Admire Iglesia de San Francisco
The architecture of Iglesia de San Francisco measures up to something you might see in Europe. While the church itself is magnificent, the activity in the square is even more interesting. Here, you will experience the true hussle and bussle of La Paz and see many street vendors selling local specialties. Here, we purchased delicious ice creams off a street vendor for 2 BOB!
Go for a ride on Mi Teleferico
This attraction has good reason to take the number 1 place for things to do in La Paz. It only costs 3 BOB per way for a ride that provides spectatular views of the city. What is particularly interesting is that it gives you a birds eye view of how people of La Paz live. You can see ladies doing their washing in buckets on their balconies, roofs held down by rocks and the strangest/most interesting cemetery I have ever seen. It is sometimes a little sad/confronting how poor the people of La Paz live!
Do your souvenir shopping at Calle Sagarnaga
The best place to do your souvenir shopping in La Paz is undoudedly Calle Sagarnaga. We visited this street almost daily to souvenir shop and watch the women in their traditional outfits go about their business. You can get some great deals on this street too! We bought a llama jumpet for 70 BOB and high socks for 15 BOB a set. You have to visit a few shops to work out who is giving the best deal and of course don’t be afraid to haggle a little!
Visit Plaza Murillo
Plaza Murillo was a cool place to see the locals relaxing and having time out from their busy schedules.
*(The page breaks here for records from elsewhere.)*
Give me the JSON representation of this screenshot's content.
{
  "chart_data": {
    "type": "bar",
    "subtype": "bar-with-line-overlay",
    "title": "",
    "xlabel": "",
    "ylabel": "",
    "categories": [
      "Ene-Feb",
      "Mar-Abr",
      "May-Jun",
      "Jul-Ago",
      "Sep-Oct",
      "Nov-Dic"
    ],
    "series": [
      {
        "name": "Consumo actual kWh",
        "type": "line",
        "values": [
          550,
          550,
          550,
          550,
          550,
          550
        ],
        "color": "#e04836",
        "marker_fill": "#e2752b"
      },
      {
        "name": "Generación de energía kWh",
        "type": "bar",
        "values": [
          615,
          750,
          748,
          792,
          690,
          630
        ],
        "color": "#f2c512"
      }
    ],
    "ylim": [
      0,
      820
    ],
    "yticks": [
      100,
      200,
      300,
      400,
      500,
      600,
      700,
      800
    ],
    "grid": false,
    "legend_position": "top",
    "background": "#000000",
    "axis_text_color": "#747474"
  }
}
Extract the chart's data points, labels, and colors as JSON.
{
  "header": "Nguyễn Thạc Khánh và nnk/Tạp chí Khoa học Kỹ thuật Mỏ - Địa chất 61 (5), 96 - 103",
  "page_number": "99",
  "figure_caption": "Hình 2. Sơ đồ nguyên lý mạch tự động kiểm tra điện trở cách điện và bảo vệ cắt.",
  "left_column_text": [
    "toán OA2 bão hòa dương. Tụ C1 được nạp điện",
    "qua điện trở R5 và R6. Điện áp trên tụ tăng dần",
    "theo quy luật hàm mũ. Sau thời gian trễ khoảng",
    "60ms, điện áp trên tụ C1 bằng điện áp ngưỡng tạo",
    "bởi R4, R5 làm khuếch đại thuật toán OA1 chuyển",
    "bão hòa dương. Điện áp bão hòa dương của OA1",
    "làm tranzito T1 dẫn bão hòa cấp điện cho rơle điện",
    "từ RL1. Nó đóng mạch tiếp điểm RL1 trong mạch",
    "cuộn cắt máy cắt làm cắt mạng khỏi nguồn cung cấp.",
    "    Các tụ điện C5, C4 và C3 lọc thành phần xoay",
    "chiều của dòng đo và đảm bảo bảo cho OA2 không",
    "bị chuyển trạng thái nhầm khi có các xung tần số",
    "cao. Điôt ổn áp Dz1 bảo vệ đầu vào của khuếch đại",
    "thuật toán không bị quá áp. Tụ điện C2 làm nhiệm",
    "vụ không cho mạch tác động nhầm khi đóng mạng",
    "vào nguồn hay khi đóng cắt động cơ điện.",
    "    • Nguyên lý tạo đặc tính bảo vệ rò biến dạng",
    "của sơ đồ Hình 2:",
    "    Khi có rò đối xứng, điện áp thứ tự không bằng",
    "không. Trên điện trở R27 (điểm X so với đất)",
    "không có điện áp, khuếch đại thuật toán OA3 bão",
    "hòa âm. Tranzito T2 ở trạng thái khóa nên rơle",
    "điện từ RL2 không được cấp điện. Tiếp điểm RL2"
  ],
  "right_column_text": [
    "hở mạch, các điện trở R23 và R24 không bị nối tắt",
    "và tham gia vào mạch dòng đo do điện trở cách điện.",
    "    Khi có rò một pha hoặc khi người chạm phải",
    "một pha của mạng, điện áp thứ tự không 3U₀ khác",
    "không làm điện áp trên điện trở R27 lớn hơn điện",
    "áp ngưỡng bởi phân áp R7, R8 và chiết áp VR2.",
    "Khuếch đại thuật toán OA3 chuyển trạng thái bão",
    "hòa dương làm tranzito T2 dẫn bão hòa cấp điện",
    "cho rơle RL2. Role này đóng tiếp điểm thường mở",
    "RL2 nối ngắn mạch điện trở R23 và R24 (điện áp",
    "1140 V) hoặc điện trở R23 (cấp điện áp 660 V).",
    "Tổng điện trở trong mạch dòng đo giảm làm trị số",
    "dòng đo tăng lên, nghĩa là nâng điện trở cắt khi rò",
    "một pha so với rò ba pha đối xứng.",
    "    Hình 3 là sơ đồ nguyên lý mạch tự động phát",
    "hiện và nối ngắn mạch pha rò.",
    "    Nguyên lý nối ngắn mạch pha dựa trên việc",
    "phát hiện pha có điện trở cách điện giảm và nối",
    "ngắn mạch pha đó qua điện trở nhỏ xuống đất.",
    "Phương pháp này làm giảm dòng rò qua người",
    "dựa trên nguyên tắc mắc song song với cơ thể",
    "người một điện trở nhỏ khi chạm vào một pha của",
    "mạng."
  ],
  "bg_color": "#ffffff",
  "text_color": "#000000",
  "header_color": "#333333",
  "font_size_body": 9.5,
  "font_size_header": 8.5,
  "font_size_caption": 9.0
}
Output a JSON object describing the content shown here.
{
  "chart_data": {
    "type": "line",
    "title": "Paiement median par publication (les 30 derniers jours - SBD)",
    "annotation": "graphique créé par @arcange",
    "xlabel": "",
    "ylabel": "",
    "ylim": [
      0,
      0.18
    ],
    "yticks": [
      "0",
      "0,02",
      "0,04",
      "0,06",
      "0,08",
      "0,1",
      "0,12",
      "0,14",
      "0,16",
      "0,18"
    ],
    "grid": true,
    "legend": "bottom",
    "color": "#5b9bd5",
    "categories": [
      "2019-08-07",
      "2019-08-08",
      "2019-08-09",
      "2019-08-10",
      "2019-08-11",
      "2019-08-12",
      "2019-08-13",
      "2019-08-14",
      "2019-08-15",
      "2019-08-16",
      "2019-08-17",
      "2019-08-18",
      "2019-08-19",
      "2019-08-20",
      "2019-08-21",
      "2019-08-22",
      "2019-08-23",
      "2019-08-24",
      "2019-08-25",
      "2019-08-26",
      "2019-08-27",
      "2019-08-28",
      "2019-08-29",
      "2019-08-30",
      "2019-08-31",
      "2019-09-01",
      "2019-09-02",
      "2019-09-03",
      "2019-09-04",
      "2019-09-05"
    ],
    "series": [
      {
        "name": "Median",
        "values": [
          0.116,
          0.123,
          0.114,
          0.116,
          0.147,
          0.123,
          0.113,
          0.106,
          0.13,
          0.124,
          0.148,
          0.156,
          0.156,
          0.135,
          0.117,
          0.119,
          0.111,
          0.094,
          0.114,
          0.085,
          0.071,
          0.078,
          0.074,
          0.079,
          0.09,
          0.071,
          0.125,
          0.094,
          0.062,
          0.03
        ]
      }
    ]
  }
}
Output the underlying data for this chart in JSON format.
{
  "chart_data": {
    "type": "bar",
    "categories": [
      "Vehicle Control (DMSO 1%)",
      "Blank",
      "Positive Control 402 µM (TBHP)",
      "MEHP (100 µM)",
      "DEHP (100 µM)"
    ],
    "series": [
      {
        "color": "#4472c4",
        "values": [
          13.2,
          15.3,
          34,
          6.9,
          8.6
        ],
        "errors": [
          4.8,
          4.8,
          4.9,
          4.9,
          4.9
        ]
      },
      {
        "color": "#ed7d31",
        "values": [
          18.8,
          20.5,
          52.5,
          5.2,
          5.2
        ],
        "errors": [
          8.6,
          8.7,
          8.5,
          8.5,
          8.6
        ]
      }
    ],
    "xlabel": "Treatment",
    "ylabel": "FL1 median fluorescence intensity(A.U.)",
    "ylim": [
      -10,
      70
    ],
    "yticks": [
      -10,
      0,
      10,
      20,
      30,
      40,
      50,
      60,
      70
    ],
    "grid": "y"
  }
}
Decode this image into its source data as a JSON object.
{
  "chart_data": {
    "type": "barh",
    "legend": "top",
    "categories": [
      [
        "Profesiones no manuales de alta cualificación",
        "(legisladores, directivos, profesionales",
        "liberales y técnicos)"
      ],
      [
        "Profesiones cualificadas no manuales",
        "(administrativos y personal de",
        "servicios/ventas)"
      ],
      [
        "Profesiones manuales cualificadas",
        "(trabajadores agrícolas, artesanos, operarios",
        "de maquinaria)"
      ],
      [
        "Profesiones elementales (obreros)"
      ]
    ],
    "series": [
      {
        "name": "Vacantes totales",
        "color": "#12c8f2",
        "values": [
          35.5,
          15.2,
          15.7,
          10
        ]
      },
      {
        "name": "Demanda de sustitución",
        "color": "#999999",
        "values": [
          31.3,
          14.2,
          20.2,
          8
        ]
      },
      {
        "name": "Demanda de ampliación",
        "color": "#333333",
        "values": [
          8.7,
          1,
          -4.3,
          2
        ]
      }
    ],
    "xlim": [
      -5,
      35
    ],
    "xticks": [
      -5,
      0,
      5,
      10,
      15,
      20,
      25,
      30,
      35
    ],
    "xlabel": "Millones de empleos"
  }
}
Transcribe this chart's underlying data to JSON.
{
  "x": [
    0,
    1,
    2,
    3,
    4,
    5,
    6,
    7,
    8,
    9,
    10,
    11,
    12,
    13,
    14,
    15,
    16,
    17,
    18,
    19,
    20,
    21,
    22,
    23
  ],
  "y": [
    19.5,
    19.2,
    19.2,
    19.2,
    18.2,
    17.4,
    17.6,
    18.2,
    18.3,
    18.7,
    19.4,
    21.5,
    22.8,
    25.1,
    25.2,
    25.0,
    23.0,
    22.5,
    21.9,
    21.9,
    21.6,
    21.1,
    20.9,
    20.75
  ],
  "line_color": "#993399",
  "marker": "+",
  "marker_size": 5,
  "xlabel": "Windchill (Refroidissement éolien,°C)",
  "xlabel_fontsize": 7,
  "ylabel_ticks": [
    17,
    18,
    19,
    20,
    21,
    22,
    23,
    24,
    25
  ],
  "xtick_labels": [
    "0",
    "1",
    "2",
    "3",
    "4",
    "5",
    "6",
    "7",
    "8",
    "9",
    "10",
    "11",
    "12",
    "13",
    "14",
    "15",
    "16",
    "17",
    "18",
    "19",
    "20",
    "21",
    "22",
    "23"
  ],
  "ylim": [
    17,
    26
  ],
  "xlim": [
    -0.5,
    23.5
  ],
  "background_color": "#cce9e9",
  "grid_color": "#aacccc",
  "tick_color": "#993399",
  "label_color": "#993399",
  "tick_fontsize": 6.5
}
At the park, vendors sell all sorts of treats including jelly and whipped cream/yogurt (a Bolivian specialty) which will only set you back 5 Bolivianos and the Bolivian drink Mocochinchi (made out of dried peeled peach) amoung other things. Plaza Murillo is full of pigeons and a lady at the park even sells bird feed for 2 BOB for the children to feed them.
Food in La Paz
When we were in Uyuni, we were warned by our fellow Uyuni Salt Flat friends how terrible the food in Bolivia is. While it probably doesn’t look the most appetising and certainly wouldn’t win any points for presentation on Master Chef, we found it quite delicious and certainly a bargain! A meal in a non fancy restaurant or from a street vendor in Bolivia will cost you between 10 to 20 Bolivianos (1.44 to 2.88 USD) and I’m not talking about measly portions either. The first night we bought a plate each and couldn’t finish half of what was on there. Subsequently, we noticed the locals shared 1 plate between 2. Mercado Lanza is a good place to buy local food and sit in tiny, pop up restaurants as you enjoy it.
Where to stay
La Paz is a very cheap city and you should be able to find a decent hotel for between 20 – 30 USD. We stayed in a great priced, new hotel called York Vintage B & B. For around 20 USD per night in low season, it was a great deal. It included a really nice breakfast each morning of yogurt, fruit, bread, jam and coffee or tea. For the backpackers, our friends stayed at Wild Rover Hostel and couldn’t recommend this hostel highly enough. We think two to three full days is enough time to enjoy what this city has to offer.
Onward travel from La Paz
From La Paz, people often next visit the Copacabana region and the ruins if Isle de Sol. You can take the local bus for 35 Bolivianos from the bus terminal or buy the tourist transfer that picks you up at your hotel for 40 Bolivianos pp. We booked our transfer with Diana Tours.
Another popular route is to travel to Uyuni next to see the Salt Flats. A night bus will transfer you between these cities for 100 to 150 Bolivianos per person. We booked cama seats with Illimani from Uyuni to La Paz for 100 BOB and were very happy with the service that we received.